I read an illustration years ago in an old book by Os Guinness. The book was called In Two Minds: The Dilemma of Doubt and How to Resolve It. Sadly, the book is no longer in print. Guinness wrote about a man in a Latin American country who had loaded up his donkey with an enormously heavy load and was leading the donkey up a very steep mountain path. The donkey was laboring to carry this heavy load up this steep path when he finally collapsed, exhausted under the weight of the load.

The man began to beat the donkey and kick it and invoked all kinds of curses on the donkey. Guinness wrote that this is often the way that we treat our faith when doubt loads it down. We beat ourselves up. We say, “What is the matter with me. I just need to give my faith a good kick in the rear; that will help me to believe more and not doubt!”

As a follower of Jesus for the past 45 years, I have discovered that one of the best ways for me to deal with anything negative in my life – anxiety, anger, confusion, and especially doubt – is to simply invite Jesus into that negativity without covering it up, or putting on a good front or trying to handle it on my own. An honest, authentic acknowledgement of doubt before God, or even doubt in God, has consistently proven to strengthen my faith. I have found that God can handle anything I throw at him. He is an excellent catcher and can handle even my wildest pitches!
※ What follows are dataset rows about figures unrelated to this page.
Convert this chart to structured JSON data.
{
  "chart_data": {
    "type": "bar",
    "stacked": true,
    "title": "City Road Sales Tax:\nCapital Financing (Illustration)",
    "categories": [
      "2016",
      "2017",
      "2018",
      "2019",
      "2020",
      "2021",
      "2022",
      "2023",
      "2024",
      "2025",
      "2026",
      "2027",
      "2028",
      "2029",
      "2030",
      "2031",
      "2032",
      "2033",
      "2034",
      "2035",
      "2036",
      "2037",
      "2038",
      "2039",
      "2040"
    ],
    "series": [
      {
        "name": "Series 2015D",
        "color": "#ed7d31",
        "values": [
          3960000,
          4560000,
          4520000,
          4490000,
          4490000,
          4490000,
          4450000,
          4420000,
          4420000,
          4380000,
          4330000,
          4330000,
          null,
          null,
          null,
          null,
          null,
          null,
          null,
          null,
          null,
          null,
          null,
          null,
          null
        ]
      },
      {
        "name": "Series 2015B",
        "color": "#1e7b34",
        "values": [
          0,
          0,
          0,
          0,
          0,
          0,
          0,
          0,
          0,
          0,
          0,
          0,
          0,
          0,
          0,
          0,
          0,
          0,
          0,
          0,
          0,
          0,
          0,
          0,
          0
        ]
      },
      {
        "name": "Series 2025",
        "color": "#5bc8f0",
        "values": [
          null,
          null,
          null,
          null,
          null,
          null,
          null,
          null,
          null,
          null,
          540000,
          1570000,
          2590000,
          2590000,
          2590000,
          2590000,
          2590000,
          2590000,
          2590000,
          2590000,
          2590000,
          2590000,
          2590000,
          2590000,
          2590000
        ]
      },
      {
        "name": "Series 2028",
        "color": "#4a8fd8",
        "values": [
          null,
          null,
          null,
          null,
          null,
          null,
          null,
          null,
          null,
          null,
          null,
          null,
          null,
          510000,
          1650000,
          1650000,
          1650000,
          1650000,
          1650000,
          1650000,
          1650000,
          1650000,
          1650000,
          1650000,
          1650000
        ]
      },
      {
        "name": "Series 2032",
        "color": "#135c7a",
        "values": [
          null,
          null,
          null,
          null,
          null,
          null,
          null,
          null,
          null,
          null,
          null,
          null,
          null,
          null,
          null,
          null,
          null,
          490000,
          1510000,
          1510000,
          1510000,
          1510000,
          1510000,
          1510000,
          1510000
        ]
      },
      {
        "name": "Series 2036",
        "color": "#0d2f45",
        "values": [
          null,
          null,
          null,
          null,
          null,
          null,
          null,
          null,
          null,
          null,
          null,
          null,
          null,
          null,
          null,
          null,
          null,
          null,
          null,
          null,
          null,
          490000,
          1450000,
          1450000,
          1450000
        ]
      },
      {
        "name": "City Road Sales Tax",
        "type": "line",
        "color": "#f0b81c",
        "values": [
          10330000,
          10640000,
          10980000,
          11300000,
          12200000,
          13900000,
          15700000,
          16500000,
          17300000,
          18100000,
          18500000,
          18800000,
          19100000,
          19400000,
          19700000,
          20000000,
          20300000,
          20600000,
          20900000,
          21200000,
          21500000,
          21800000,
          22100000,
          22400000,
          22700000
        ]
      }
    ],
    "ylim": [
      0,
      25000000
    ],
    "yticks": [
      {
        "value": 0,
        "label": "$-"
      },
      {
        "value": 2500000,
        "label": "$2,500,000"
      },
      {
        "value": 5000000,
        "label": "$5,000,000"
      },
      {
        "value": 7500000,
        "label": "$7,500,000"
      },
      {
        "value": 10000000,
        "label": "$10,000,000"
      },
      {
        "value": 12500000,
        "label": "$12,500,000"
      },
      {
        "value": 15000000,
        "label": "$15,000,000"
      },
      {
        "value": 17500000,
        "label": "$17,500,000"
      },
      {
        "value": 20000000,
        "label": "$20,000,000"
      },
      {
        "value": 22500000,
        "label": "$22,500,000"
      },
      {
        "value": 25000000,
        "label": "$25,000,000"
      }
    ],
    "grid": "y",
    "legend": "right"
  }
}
During the Lenten season this year – from Ash Wednesday to Easter Sunday – we will be considering the issue of doubt in both our weekend messages and through our small group emphasis titled “Profiles in Doubt”. This series will be a great opportunity to invite anyone you know who is wrestling with doubt. And for all of us who at least sometimes doubt – my prayer is that we’ll all find our faith strengthened by this Lenten season’s teachings.